Here are the reflection instructions we will provide to the LLM to reflect on the solution and test results, feel free to change the instructions to improve the agent's performance.

In [None]:
from agent import REFLECTION_INSTRUCTIONS, rework_solution

print(REFLECTION_INSTRUCTIONS)

In [None]:
@weave.op
async def rag_solver_with_reflection(
        retriever: Retriever,
        problem: Problem,
        model: str = FAST_LLM,
        temperature: float = 0.0,
        max_iterations: int = 2,
        timeout: int = 10,
):
    num_iterations = 0
    test_report = "failed"
    solution = None
    while not test_report == "passed" and num_iterations < max_iterations:
        rag_result = await rag_solver(
            retriever=retriever,
            problem=problem,
            timeout=timeout,
            model=model,
            temperature=temperature,
        )
        solution = rag_result["solution"]
        test_report = rag_result["test_report"]
        if test_report == "passed":
            return rag_result
        rework_result = await rework_solution(
            problem=problem,
            incorrect_solution=solution,
            test_report=test_report,
            model=model,
            temperature=temperature,
            timeout=timeout,
        )
        solution = rework_result["solution"]
        test_report = rework_result["test_report"]
        if test_report == "passed":
            return {
                "solution": solution,
                "stage": "reflection",
                "test_report": test_report,
            }
        num_iterations += 1
    logger.info("Failed to generate a solution")
    return {"solution": solution, "stage": "failed", "test_report": test_report}

In [None]:
reflection_result = await rag_solver_with_reflection(
    retriever, problem, max_iterations=2, timeout=30
)

print("*" * 80)
print(reflection_result["solution"].source_code)
print("*" * 80)
print(reflection_result["test_report"])

Great, now, we are ready to evaluate a more complex agent that uses reflection
This agent will try to solve the problem using the retriever
and if it fails, it will ask the model to reflect on the problem
and then re-work the solution
and repeat this process for a fixed number of iterations
or until the solution is correct or the iteration limit is reached

But the best part is that we can use the same evaluation framework we used for the zero-shot and RAG agent to evaluate the RAG reflection agent.

In [None]:
class RAGReflectionAgent(weave.Model):
    retriever: Retriever
    max_iterations: int = 2
    timeout: int = 30
    model: str = STRONG_LLM
    temperature: float = 0.0

    @weave.op
    async def predict(self, problem: Problem):
        return await rag_solver_with_reflection(
            self.retriever,
            Problem(**problem),
            model=self.model,
            temperature=self.temperature,
            max_iterations=self.max_iterations,
            timeout=self.timeout,
        )

In [None]:
# Evaluate the RAG reflection agent for all the models and temperatures
tasks = []
for LLM in eval_models:
    for temperature in eval_temperatures:
        rag_reflection_agent = RAGReflectionAgent(
            retriever=retriever, model=LLM, temperature=temperature, timeout=30
        )
        rag_reflection_results = eval.evaluate(rag_reflection_agent)
        tasks.append(rag_reflection_results)
rag_reflection_results = await asyncio.gather(*tasks)

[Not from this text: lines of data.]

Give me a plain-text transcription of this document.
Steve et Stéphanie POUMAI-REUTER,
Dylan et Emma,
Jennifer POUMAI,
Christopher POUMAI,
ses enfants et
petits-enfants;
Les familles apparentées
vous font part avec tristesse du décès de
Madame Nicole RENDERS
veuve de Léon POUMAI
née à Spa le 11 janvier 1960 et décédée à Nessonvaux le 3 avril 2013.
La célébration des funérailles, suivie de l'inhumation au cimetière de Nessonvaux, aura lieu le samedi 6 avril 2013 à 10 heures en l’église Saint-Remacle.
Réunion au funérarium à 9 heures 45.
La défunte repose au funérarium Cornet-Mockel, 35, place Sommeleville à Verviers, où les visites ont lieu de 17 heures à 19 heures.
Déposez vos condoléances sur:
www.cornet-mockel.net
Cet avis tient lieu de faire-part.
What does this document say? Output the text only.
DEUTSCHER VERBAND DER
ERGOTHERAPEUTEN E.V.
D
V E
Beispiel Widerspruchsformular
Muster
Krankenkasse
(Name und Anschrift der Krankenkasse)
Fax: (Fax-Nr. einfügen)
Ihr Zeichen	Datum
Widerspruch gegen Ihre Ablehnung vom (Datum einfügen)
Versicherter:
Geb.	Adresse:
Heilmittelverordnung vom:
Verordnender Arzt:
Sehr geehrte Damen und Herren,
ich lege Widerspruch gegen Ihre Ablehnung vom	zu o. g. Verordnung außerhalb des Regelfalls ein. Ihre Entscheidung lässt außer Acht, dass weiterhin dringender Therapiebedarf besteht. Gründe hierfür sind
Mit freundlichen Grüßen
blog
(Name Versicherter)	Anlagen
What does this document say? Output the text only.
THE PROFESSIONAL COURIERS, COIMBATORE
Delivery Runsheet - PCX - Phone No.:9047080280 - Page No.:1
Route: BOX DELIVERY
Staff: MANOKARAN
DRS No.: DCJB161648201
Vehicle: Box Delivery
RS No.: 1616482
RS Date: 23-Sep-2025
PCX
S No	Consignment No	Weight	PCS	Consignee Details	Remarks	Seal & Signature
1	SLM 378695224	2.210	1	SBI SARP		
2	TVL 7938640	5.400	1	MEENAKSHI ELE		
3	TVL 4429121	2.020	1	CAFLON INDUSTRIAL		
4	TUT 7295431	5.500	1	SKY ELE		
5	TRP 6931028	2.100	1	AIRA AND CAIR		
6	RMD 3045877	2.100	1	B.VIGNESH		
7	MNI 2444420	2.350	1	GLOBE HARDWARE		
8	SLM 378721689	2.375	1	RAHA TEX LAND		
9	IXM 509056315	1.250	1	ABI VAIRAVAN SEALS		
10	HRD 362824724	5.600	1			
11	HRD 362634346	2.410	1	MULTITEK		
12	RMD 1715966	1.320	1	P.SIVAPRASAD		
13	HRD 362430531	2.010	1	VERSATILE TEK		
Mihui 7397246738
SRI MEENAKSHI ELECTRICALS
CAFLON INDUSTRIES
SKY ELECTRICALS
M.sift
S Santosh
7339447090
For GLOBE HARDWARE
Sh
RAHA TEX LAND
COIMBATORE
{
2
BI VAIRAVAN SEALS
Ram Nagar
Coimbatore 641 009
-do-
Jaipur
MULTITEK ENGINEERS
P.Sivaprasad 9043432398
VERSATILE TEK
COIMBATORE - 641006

Okay, that completes the demo!

Key takeaways from this demo:
1. We tried to solve some challenging competitive programming problems using LLM agents.
2. We tried three different agents:
    - Zero-shot agent
    - RAG agent
    - RAG reflection agent
3. We used Weave to evaluate the agents and compare their performance.

We hope you found this demo useful and interesting and that it gave you some ideas on how to use LLM agents to solve challenging problems.